L’orchestra dei preti
«L’orchestra è il sinonimo di società. Ci sono i violini, i violoncelli, le viole, oboe, trombone... Ognuno di loro spesso ha parti completamente diverse, ma devono concorrere tutti a un unico bene, che è quello dell’armonia di tutti»...
«L’orchestra è il sinonimo di società. Ci sono i violini, i violoncelli, le viole, oboe, trombone... Ognuno di loro spesso ha parti completamente diverse, ma devono concorrere tutti a un unico bene, che è quello dell’armonia di tutti». Sono risuonate in tutto il mondo le parole del maestro Riccardo Muti venerdì scorso nell’anfiteatro romano di Verona, dove anch’io sono tornato, a poche settimane di distanza da “Arena di pace”. Tra coloro che mi erano seduti vicino, alcuni scherzavano se il Maestro si sentisse un po’ il Papa o, in senso più buono, se – rimanendo nella metafora – suonassero lo stesso spartito. Altri invece si sono soffermati più sulla conclusione del discorso di Muti, dove ha sottolineato come a impedire che venga suonata della buona e armoniosa musica può essere solo la presenza di un prevaricatore, nella fattispecie il direttore d’orchestra. «Un po’ come nelle parrocchie, dove è colpa dei preti se non suonano più bene»: ha sbottato uno, mente altri si chiedevano se Muti ce l’avesse con Meloni o se fosse (diventato) umile.

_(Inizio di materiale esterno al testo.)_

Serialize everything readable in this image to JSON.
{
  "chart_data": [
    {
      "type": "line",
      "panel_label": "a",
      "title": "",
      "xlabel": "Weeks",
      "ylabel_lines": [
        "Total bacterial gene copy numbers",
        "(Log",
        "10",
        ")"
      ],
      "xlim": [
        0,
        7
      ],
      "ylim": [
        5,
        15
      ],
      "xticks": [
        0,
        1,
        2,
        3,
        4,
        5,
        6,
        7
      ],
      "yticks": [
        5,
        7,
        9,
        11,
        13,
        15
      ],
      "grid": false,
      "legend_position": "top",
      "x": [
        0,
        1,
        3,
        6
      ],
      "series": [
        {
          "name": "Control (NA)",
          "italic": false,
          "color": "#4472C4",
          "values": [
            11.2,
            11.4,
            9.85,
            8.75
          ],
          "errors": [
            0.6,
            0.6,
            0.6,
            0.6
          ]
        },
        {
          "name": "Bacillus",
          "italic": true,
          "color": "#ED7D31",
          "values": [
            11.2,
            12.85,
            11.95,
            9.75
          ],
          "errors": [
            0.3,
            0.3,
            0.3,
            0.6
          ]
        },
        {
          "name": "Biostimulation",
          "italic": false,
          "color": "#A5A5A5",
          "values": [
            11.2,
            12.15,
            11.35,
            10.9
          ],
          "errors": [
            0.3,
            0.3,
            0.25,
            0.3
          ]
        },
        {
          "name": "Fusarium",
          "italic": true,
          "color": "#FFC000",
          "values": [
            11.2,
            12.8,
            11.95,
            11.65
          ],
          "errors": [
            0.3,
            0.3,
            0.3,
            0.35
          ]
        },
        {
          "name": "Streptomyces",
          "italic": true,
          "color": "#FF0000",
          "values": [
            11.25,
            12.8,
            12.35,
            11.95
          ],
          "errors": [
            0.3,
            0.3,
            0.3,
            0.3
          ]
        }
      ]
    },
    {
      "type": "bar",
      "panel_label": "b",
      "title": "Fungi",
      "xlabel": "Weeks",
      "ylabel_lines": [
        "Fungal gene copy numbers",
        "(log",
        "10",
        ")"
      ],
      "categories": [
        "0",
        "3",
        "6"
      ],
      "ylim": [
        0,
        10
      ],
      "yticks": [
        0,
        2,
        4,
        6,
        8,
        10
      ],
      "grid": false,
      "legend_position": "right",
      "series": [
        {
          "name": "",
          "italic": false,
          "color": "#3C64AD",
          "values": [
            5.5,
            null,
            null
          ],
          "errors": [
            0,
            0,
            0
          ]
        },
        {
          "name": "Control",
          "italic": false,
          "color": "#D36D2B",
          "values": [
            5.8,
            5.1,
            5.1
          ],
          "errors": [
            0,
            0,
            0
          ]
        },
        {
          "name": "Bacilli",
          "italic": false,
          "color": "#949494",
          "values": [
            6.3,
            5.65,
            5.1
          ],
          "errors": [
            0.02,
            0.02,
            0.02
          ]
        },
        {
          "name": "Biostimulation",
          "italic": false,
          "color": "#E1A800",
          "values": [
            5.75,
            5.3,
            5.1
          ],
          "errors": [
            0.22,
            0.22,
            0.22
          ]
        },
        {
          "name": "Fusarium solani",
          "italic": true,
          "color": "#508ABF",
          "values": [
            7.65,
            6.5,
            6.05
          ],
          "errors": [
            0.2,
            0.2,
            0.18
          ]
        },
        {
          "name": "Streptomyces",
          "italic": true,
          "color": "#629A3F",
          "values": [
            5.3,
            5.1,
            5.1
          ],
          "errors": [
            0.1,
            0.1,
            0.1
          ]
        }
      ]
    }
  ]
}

Un giudizio direi troppo affrettato, ma che risuona in tante lamentele, tra chi parla di guide troppo autoritarie e altri che raccontano di preti che rinunciano a essere veri pastori e quindi lasciano spazio a lupi o mercenari.

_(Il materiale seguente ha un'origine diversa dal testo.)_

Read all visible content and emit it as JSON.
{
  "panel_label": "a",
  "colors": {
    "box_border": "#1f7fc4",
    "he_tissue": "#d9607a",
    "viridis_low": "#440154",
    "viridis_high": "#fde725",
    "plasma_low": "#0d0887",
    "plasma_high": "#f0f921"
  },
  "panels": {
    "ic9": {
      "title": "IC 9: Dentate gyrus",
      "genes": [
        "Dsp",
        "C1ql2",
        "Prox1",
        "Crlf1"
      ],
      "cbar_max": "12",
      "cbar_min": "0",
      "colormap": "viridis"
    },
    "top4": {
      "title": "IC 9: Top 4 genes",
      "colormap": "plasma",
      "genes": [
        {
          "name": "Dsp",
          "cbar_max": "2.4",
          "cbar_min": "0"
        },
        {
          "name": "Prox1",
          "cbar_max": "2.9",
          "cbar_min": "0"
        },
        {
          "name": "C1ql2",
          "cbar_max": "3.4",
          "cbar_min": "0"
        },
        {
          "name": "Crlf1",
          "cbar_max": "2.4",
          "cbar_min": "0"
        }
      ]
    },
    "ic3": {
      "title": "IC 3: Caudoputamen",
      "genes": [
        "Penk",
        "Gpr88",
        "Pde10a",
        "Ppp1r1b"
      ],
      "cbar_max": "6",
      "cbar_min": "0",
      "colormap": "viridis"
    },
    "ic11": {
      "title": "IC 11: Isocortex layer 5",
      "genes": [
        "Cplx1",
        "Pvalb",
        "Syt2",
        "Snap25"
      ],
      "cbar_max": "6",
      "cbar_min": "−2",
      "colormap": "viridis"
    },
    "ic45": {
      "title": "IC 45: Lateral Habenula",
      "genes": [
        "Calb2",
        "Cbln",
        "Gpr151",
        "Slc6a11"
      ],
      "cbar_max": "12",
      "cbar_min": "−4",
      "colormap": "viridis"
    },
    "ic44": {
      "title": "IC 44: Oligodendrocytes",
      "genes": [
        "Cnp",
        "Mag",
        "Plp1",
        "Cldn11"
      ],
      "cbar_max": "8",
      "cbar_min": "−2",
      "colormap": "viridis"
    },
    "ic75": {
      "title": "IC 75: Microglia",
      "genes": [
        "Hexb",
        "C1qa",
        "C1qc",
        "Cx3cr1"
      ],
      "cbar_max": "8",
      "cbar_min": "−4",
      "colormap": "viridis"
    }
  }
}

Non essendo il contesto per una disamina approfondita, rimando solo ai tanti documenti che ci parlano di come il prete, ma in realtà ogni cristiano, trovi la pienezza della sua vocazione non solo nel compiere se stesso, ma soprattutto nella realizzazione della comunità (cfr. in particolare Nuove vocazioni per una nuova Europa, 1997).
In questo orizzonte risuonano significative le parole del vescovo Domenico Pompili al ritiro unitario del clero tenutosi al santuario della Madonna della Corona giovedì 6 giugno. Innanzitutto, ha sottolineato che il prete deve ricordarsi di essere parte, e allo stesso tempo a servizio, di un’esperienza essenzialmente comunitaria, visto che «è insieme che si cammina dietro a Cristo». Quindi, ha ricordato che si tratta di tenere unite la vicinanza con Dio e quella con la gente, verso la quale in tutti i modi deve cercare di azzerare le distanze essendo disponibile all’ascolto, alla cura, alla prossimità. Solo così si vive e si fa vivere una umanità non annichilita, ma elevata.